As part of the review process, Extract has been talking to miners and uranium buyers about deals ranging from a stake in the project and a offtake agreement to a full takeover.

It had launched the project after receiving unsolicited expressions from several parties and the expectation is that the best proposals - of varying sorts –will be put forward soon to allow it to make a decision.

Interestingly, the parties involved are believed to have signed standstill agreements, which presumably would expire, once Extract chose its path, paving the way for a takeover later if another deal is done at this stage.

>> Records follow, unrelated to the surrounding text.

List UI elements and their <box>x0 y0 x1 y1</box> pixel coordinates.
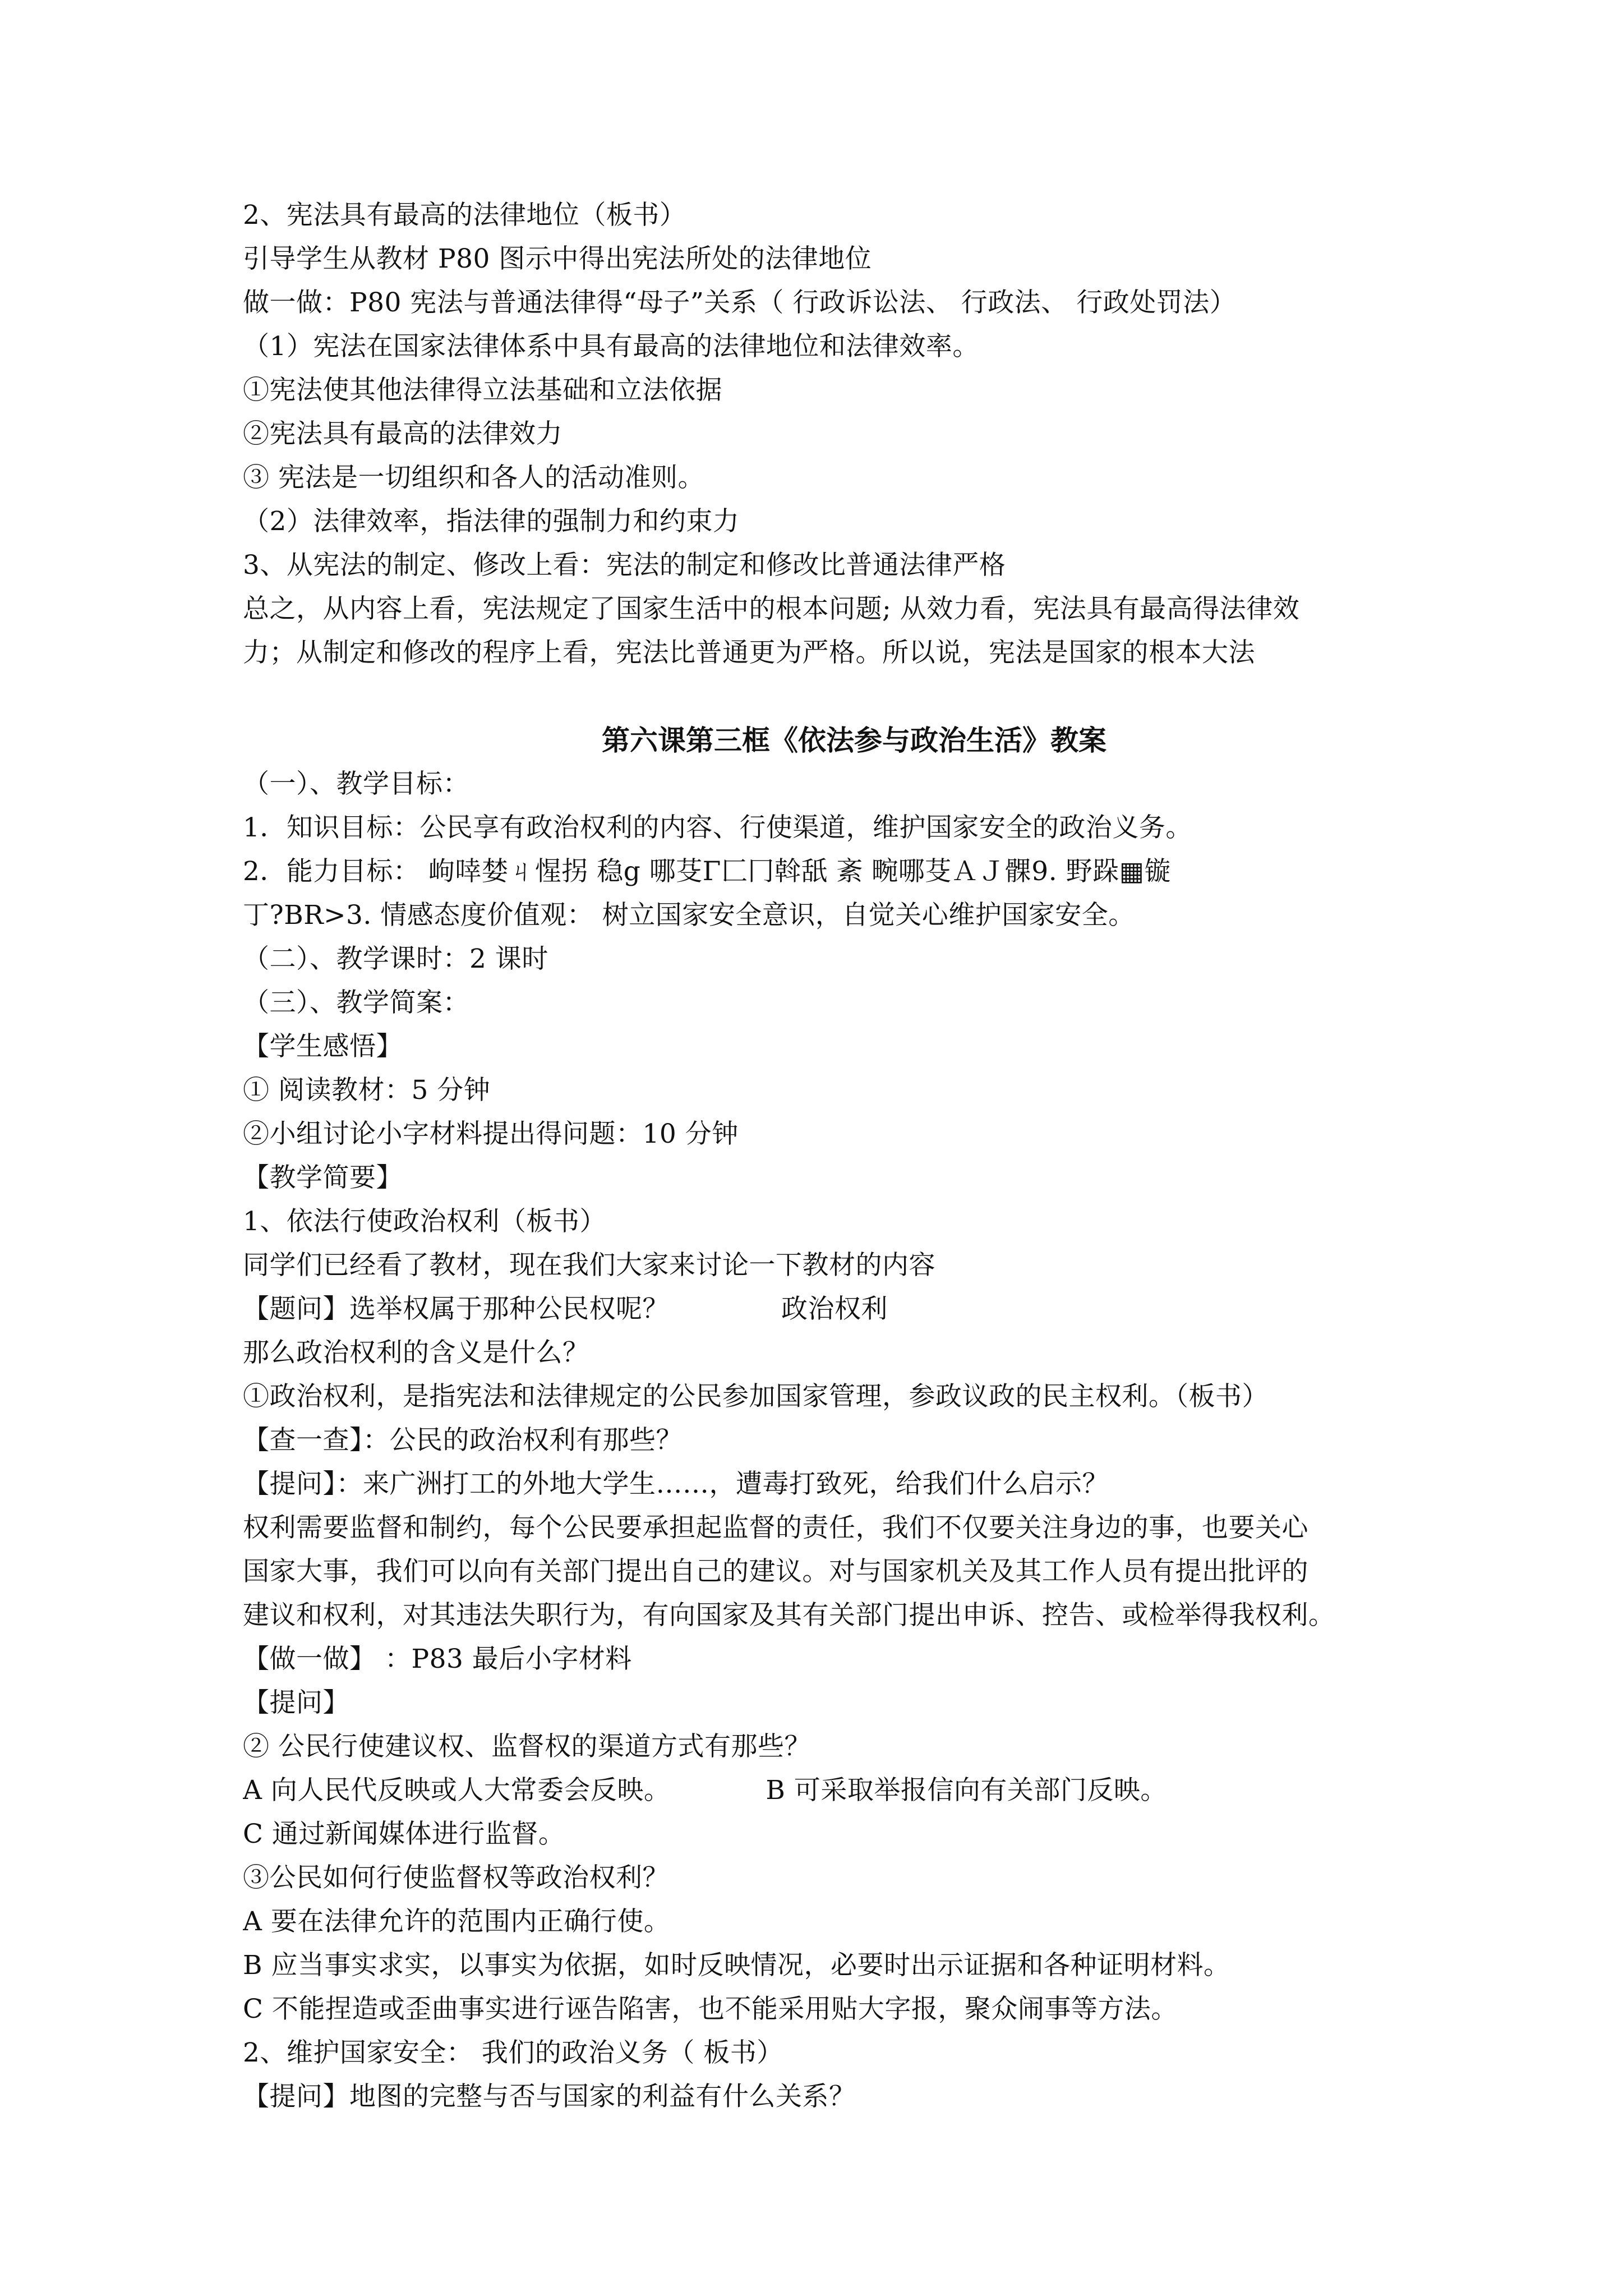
text-line: 【做一做】 ：P83 最后小字材料 <box>243 1644 632 1674</box>
text-line: （1）宪法在国家法律体系中具有最高的法律地位和法律效率。 <box>243 331 979 362</box>
text-line: B 应当事实求实，以事实为依据，如时反映情况，必要时出示证据和各种证明材料。 <box>243 1950 1230 1981</box>
text-line: 3、从宪法的制定、修改上看：宪法的制定和修改比普通法律严格 <box>243 550 1006 581</box>
text-line: （二）、教学课时：2 课时 <box>243 944 548 974</box>
text-line: （一）、教学目标： <box>243 769 469 799</box>
text-line: ①政治权利，是指宪法和法律规定的公民参加国家管理，参政议政的民主权利。（板书） <box>243 1381 1269 1412</box>
text-line: 1、依法行使政治权利（板书） <box>243 1206 606 1237</box>
document-page <box>243 194 1387 2119</box>
text-line: 【提问】 <box>243 1687 349 1718</box>
text-line: 那么政治权利的含义是什么？ <box>243 1337 589 1368</box>
text-line: 2．能力目标： 岣啈婪ㄐ惺拐 稳g 哪芟Γ匚冂斡舐 紊 畹哪芟ＡＪ髁9. 野跺▦镟 <box>243 856 1171 887</box>
lesson-title: 第六课第三框《依法参与政治生活》教案 <box>602 724 1106 757</box>
section-national-security <box>243 1812 1387 2119</box>
text-line: C 不能捏造或歪曲事实进行诬告陷害，也不能采用贴大字报，聚众闹事等方法。 <box>243 1994 1178 2024</box>
text-line: ③公民如何行使监督权等政治权利？ <box>243 1862 669 1893</box>
text-line: ③ 宪法是一切组织和各人的活动准则。 <box>243 462 704 493</box>
options-line <box>243 1769 1387 1812</box>
text-line: ②小组讨论小字材料提出得问题：10 分钟 <box>243 1119 739 1149</box>
text-line: 【提问】：来广洲打工的外地大学生……，遭毒打致死，给我们什么启示？ <box>243 1469 1109 1499</box>
text-line: A 要在法律允许的范围内正确行使。 <box>243 1906 671 1937</box>
text-line: 丁?BR>3. 情感态度价值观： 树立国家安全意识，自觉关心维护国家安全。 <box>243 900 1135 931</box>
text-line: 总之，从内容上看，宪法规定了国家生活中的根本问题; 从效力看，宪法具有最高得法律效 <box>243 593 1300 624</box>
section-political-rights <box>243 1331 1387 1769</box>
answer-text: 政治权利 <box>781 1294 888 1324</box>
text-line: ① 阅读教材：5 分钟 <box>243 1075 491 1106</box>
text-line: 权利需要监督和制约，每个公民要承担起监督的责任，我们不仅要关注身边的事，也要关心 <box>243 1512 1308 1543</box>
section-constitution-supremacy <box>243 194 1387 675</box>
option-b-text: B 可采取举报信向有关部门反映。 <box>766 1775 1167 1806</box>
text-line: （三）、教学简案： <box>243 987 469 1018</box>
text-line: （2）法律效率，指法律的强制力和约束力 <box>243 506 740 537</box>
text-line: ②宪法具有最高的法律效力 <box>243 418 562 449</box>
text-line: C 通过新闻媒体进行监督。 <box>243 1819 565 1849</box>
text-line: 同学们已经看了教材，现在我们大家来讨论一下教材的内容 <box>243 1250 935 1281</box>
text-line: 【学生感悟】 <box>243 1031 403 1062</box>
text-line: 力；从制定和修改的程序上看，宪法比普通更为严格。所以说，宪法是国家的根本大法 <box>243 637 1255 668</box>
section-lesson-plan <box>243 762 1387 1287</box>
question-text: 【题问】选举权属于那种公民权呢？ <box>243 1294 669 1324</box>
text-line: 【查一查】：公民的政治权利有那些？ <box>243 1425 683 1456</box>
option-a-text: A 向人民代反映或人大常委会反映。 <box>243 1775 671 1806</box>
text-line: 引导学生从教材 P80 图示中得出宪法所处的法律地位 <box>243 243 872 274</box>
text-line: ② 公民行使建议权、监督权的渠道方式有那些？ <box>243 1731 811 1762</box>
text-line: 2、宪法具有最高的法律地位（板书） <box>243 200 686 231</box>
text-line: 【提问】地图的完整与否与国家的利益有什么关系？ <box>243 2081 856 2112</box>
question-line <box>243 1287 1387 1331</box>
text-line: 【教学简要】 <box>243 1162 403 1193</box>
text-line: 做一做：P80 宪法与普通法律得“母子”关系（ 行政诉讼法、 行政法、 行政处罚法） <box>243 287 1237 318</box>
text-line: ①宪法使其他法律得立法基础和立法依据 <box>243 375 722 406</box>
text-line: 国家大事，我们可以向有关部门提出自己的建议。对与国家机关及其工作人员有提出批评的 <box>243 1556 1308 1587</box>
text-line: 2、维护国家安全： 我们的政治义务（ 板书） <box>243 2037 783 2068</box>
text-line: 1．知识目标：公民享有政治权利的内容、行使渠道，维护国家安全的政治义务。 <box>243 812 1192 843</box>
text-line: 建议和权利，对其违法失职行为，有向国家及其有关部门提出申诉、控告、或检举得我权利。 <box>243 1600 1335 1631</box>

At the moment, some think the most likely outcome is that a utility will take about a 15% stake to help develop the project. As Uranium One noted this week, with a $1.8 billion market value and no operating mine yet, Extract isn't a cheap proposition.

Extract has delayed the issue of an updated resource statement until the third quarter but there are suggestions it could a figure of up to 400 million tonnes of ore at a time.